Quad/Graphics' Full-Year Results In-Line with Expectations; Strong Free Cash Flow Predicted for 2015
SUSSEX, WI—February 24, 2015—Quad/Graphics Inc. has reported its fourth quarter and full-year 2014 results. The reported results include Brown Printing ("Brown Printing") from the day of acquisition on May 30, 2014. Prior year financial results do not include the acquisition of Brown Printing.
"We are pleased to report that fourth quarter 2014 results were in line with our expectations," said Joel Quadracci, Quad/Graphics chairman, president and CEO. "Our ability to generate significant cash flow and maintain a strong balance sheet continues to allow us to deploy capital in ways to generate value for the company and our shareholders despite ongoing industry challenges. We continue to strengthen and grow the business through compelling acquisitions, such as Brown Printing and Marin’s International, and make strategic investments in our platform, including the recently announced three-year plan to transform our book platform through digital press technology. We remain committed to improving our clients’ experience with us while engaging employees to produce the very best results to advance our overall strategic goals."

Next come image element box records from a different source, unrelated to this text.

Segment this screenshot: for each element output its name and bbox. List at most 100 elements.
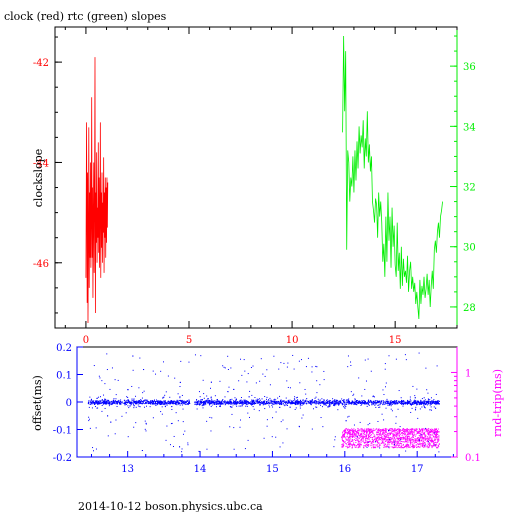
offset-point (135, 406, 137, 408)
roundtrip-point (384, 437, 386, 439)
offset-point (401, 399, 403, 401)
roundtrip-point (430, 445, 432, 447)
roundtrip-point (407, 435, 409, 437)
offset-point (172, 401, 174, 403)
roundtrip-point (406, 436, 408, 438)
offset-point (391, 403, 393, 405)
roundtrip-point (348, 438, 350, 440)
roundtrip-point (346, 428, 348, 430)
roundtrip-point (347, 438, 349, 440)
offset-point (241, 401, 243, 403)
offset-point (327, 401, 329, 403)
offset-point (322, 401, 324, 403)
offset-point (315, 401, 317, 403)
offset-point (117, 400, 119, 402)
roundtrip-point (402, 428, 404, 430)
roundtrip-point (398, 432, 400, 434)
roundtrip-point (424, 438, 426, 440)
roundtrip-point (371, 441, 373, 443)
top-y-axis-label: clockslope (32, 149, 45, 207)
top-x-ticks: 0 5 10 15 (64, 27, 458, 346)
offset-point (418, 402, 420, 404)
offset-point (253, 408, 255, 410)
roundtrip-point (362, 432, 364, 434)
roundtrip-point (360, 433, 362, 435)
roundtrip-point (411, 438, 413, 440)
roundtrip-point (392, 440, 394, 442)
offset-point (356, 401, 358, 403)
roundtrip-point (412, 446, 414, 448)
offset-point (400, 401, 402, 403)
offset-point (348, 415, 350, 417)
roundtrip-point (420, 439, 422, 441)
offset-point (103, 394, 105, 396)
offset-point (399, 439, 401, 441)
offset-point (252, 406, 254, 408)
roundtrip-point (403, 434, 405, 436)
offset-point (232, 404, 234, 406)
offset-point (166, 402, 168, 404)
roundtrip-point (392, 429, 394, 431)
offset-point (272, 406, 274, 408)
offset-point (204, 404, 206, 406)
roundtrip-point (404, 433, 406, 435)
offset-point (318, 401, 320, 403)
roundtrip-point (415, 442, 417, 444)
offset-point (142, 402, 144, 404)
offset-point (120, 399, 122, 401)
roundtrip-point (371, 447, 373, 449)
roundtrip-point (378, 438, 380, 440)
offset-point (145, 422, 147, 424)
offset-point (240, 399, 242, 401)
roundtrip-point (353, 434, 355, 436)
offset-point (122, 402, 124, 404)
offset-point (263, 402, 265, 404)
offset-point (278, 402, 280, 404)
roundtrip-point (423, 433, 425, 435)
roundtrip-point (435, 434, 437, 436)
offset-point (217, 403, 219, 405)
offset-point (204, 401, 206, 403)
roundtrip-point (405, 434, 407, 436)
offset-point (173, 435, 175, 437)
roundtrip-point (402, 447, 404, 449)
offset-point (137, 401, 139, 403)
roundtrip-point (368, 429, 370, 431)
offset-point (170, 400, 172, 402)
top-y-tick-label-right-1: 30 (463, 243, 476, 254)
offset-point (219, 380, 221, 382)
roundtrip-point (408, 446, 410, 448)
roundtrip-point (433, 445, 435, 447)
offset-point (160, 401, 162, 403)
roundtrip-point (351, 429, 353, 431)
offset-point (237, 401, 239, 403)
offset-point (426, 400, 428, 402)
roundtrip-point (406, 438, 408, 440)
offset-point (438, 403, 440, 405)
roundtrip-point (412, 430, 414, 432)
offset-point (297, 401, 299, 403)
offset-point (131, 398, 133, 400)
top-x-tick-label-0: 0 (83, 335, 89, 346)
offset-point (188, 401, 190, 403)
offset-point (412, 402, 414, 404)
offset-point (164, 394, 166, 396)
offset-point (140, 403, 142, 405)
offset-point (251, 399, 253, 401)
roundtrip-point (362, 440, 364, 442)
roundtrip-point (382, 442, 384, 444)
roundtrip-point (424, 433, 426, 435)
roundtrip-point (353, 442, 355, 444)
offset-point (133, 401, 135, 403)
roundtrip-point (407, 439, 409, 441)
offset-point (230, 402, 232, 404)
offset-point (419, 408, 421, 410)
roundtrip-point (377, 440, 379, 442)
offset-point (274, 402, 276, 404)
offset-point (280, 400, 282, 402)
offset-point (404, 354, 406, 356)
offset-point (364, 359, 366, 361)
roundtrip-point (406, 436, 408, 438)
offset-point (343, 399, 345, 401)
offset-point (127, 402, 129, 404)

Net sales for the fourth quarter 2014 were $1.4 billion, an increase of 5.5 percent over the same period in 2013, which was driven by the Brown Printing acquisition. Fourth quarter 2014 Adjusted EBITDA was $183 million compared to $198 million for the same period in 2013 and Adjusted EBITDA margin was 12.8 percent compared to 14.7 percent. The Adjusted EBITDA margin variance primarily reflects the impacts of ongoing volume and pricing pressures, and the margin dilution impact of the Brown Printing acquisition, which has a historically lower margin profile.
For full-year 2014, net sales were $4.9 billion versus net sales of $4.8 billion for the previous year. Full-year 2014 Adjusted EBITDA was $543 million compared to $577 million for fiscal 2013, and Adjusted EBITDA margin was 11.2 percent compared to 12.0 percent for the previous year. Free Cash Flow was $154 million compared to $292 million for the previous year. The variance in Free Cash Flow was primarily due to an estimated $90 million one-time benefit in 2013 from the restoration of normalized working capital levels following the Vertis acquisition. Also contributing to the variance was increased working capital, including a working capital increase from the Brown Printing acquisition and lower Adjusted EBITDA.